Nas horas que passara no salão após o seu trabalho, aguardou pela sua música, acompanhado pelo seu habitual café vienense gelado. No entanto, à medida que a noite despedia-se dando lugar à alta madrugada, os sussurros cada vez agitavam-se mais entre os altos aristocratas que furiosamente insatisfeitos abandonavam aquele salão, deixando a Madame numa triste figura contrastante com a sua elegante aparência.

Os olhos atentos de Ludwig observavam cada pormenor e movimento daquele salão, irrequietos pela estranha ausência da pianista. A sua mente não parava de bombardear de perguntas, deixando o seu coração nas suas mãos, ansioso e receando por algo pior. Rapidamente verificou de novo quem servia no bar naquela noite. Era Jahan e os seus capangas que havia visto naquele encontro, mas nenhum nome lhe vinha à sua mente associados àqueles rostos.

Deu um gole no seu café, disfarçando o seu olhar que continuava a observar aquele balcão repleto de cavalheiros que gastavam fortunas com luxuosas bebidas. Ouvia alguns resmungares altos de alguns deles, já bêbados, a perguntarem pela angelical pianista, como também a perguntar questões indecentes acerca da sua beleza.

A sua mão fechou-se em punho, ao tentar conter o seu impulso de não dar um murro naqueles homens, praguejando nomes na sua língua materna, que nenhum conseguiria entender se proferisse em voz alta.

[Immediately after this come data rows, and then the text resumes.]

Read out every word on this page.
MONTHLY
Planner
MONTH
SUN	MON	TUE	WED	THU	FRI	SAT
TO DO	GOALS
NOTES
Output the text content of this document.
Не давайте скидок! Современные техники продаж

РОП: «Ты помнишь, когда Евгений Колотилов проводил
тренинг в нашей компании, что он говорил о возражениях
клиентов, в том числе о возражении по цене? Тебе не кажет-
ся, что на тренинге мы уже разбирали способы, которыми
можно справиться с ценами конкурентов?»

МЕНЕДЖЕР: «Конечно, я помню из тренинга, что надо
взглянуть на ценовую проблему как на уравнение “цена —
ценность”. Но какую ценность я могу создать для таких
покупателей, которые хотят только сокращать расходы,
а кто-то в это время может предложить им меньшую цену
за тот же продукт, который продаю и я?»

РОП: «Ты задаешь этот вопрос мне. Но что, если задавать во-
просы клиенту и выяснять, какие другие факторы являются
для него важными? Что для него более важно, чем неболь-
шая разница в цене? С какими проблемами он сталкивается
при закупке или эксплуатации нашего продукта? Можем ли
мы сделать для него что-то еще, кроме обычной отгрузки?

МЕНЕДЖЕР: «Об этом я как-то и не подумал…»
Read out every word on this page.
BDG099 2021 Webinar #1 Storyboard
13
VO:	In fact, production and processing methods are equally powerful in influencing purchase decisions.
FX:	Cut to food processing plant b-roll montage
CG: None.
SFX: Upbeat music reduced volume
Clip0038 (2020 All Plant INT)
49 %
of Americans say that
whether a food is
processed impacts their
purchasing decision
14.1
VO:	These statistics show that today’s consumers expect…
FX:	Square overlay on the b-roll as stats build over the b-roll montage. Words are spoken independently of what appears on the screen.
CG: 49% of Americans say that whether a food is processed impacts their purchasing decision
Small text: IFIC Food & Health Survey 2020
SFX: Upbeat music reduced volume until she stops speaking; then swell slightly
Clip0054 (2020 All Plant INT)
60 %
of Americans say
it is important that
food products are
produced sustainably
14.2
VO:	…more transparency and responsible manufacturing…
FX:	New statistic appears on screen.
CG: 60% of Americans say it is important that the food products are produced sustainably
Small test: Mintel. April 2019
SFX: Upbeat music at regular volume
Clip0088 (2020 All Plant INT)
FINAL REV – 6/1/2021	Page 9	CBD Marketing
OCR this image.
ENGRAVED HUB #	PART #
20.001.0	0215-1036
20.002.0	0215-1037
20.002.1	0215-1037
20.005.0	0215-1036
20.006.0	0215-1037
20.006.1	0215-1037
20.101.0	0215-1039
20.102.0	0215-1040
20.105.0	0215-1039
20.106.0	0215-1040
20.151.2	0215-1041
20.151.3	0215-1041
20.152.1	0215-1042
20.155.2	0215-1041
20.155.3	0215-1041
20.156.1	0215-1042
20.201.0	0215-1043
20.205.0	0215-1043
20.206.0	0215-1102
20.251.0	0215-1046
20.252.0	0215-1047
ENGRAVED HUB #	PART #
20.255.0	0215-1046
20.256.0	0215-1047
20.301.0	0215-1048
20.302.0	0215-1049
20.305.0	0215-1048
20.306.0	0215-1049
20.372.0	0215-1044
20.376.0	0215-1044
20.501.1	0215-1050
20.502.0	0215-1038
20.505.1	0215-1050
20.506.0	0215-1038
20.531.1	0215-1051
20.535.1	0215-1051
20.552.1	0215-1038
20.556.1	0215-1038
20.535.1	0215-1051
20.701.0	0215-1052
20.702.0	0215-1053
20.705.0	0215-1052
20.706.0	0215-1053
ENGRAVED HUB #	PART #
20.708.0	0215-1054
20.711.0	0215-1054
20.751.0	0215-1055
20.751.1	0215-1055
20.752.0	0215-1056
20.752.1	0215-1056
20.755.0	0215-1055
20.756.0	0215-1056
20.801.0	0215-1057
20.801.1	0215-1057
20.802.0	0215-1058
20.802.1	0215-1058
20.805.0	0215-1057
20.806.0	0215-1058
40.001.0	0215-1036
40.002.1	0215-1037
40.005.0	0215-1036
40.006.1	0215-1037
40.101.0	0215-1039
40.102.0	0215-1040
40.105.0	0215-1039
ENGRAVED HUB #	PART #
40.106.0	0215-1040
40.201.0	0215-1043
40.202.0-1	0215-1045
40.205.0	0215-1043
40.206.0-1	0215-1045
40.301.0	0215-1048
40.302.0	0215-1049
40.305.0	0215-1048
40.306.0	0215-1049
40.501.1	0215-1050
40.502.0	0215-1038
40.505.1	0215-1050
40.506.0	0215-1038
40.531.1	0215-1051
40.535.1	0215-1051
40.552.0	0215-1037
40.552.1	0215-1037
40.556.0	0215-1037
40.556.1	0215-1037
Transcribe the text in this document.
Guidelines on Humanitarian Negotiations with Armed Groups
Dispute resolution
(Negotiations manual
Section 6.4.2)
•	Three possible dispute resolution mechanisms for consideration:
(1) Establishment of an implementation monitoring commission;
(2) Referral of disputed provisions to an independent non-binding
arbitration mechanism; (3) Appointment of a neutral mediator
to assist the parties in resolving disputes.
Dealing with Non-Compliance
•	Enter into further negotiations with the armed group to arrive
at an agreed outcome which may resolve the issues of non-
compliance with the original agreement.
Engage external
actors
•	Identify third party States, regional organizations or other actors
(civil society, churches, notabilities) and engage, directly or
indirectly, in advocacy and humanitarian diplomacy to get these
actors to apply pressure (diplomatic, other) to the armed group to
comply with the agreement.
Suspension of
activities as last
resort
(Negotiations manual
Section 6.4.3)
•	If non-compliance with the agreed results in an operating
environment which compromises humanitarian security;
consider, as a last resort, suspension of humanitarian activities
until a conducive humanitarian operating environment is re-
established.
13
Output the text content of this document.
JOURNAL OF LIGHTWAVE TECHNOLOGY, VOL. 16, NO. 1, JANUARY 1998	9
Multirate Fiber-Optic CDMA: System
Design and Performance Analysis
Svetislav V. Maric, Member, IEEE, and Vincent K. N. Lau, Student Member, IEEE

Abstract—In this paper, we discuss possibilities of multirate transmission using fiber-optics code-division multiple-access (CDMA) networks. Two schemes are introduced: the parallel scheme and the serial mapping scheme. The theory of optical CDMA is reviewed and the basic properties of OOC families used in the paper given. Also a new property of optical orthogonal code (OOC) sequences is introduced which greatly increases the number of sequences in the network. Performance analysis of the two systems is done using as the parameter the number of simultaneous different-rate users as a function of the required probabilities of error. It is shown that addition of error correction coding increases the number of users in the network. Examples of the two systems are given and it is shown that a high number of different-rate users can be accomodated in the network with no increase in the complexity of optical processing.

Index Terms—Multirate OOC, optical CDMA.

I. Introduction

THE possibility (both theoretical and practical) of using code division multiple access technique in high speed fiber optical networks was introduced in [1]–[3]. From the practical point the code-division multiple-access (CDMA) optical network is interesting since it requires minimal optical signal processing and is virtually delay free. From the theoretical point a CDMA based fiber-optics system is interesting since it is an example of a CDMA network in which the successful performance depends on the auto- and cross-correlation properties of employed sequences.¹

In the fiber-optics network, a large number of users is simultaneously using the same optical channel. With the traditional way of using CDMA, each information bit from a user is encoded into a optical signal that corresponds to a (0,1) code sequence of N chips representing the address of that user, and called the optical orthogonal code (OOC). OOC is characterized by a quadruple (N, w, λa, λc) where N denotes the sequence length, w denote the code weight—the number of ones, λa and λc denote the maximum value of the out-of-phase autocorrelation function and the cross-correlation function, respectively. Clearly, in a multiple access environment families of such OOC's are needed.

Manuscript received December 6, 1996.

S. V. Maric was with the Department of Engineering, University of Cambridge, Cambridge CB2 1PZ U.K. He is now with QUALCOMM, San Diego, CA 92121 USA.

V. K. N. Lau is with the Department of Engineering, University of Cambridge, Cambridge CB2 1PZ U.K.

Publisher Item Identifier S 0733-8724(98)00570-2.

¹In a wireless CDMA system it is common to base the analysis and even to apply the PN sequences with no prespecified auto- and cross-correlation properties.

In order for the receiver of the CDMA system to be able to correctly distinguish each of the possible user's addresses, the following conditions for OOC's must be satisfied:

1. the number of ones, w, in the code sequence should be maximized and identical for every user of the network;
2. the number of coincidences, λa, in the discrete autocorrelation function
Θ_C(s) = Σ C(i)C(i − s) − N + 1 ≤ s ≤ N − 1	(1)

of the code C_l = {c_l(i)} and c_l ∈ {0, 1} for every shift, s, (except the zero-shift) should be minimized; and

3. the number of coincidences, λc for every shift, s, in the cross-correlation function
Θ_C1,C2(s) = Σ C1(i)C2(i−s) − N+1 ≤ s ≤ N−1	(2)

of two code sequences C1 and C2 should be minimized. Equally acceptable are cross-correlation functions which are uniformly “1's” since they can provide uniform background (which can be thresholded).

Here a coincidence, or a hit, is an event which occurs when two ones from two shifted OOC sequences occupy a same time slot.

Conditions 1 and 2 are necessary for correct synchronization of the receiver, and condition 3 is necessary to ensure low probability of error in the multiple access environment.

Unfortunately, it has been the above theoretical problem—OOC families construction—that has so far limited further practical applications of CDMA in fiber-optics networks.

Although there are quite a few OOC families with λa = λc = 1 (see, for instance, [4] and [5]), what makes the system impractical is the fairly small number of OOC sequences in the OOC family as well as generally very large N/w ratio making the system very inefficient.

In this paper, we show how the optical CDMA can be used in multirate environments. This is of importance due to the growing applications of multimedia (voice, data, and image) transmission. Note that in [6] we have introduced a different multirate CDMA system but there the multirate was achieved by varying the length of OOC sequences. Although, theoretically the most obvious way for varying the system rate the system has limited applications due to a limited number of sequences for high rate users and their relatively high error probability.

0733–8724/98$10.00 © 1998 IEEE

Até que, uma figura em particular chamou-se à atenção. Era a imediata de Jahan, Ekene, que caminhava na direção do balcão com um olhar fuzilante, que até assustou algum dos que estavam ali sentados. Acenou para o capitão e aparentaram estar a sussurrarem um ao outro, com expressões que lhe causaram um pouco de desconfiança, deixando-o ainda mais vigilante.

Mordeu o lábio, pousando a mão no queixo, à medida que o seu olhar ansioso analisava, tentando entender aquela situação.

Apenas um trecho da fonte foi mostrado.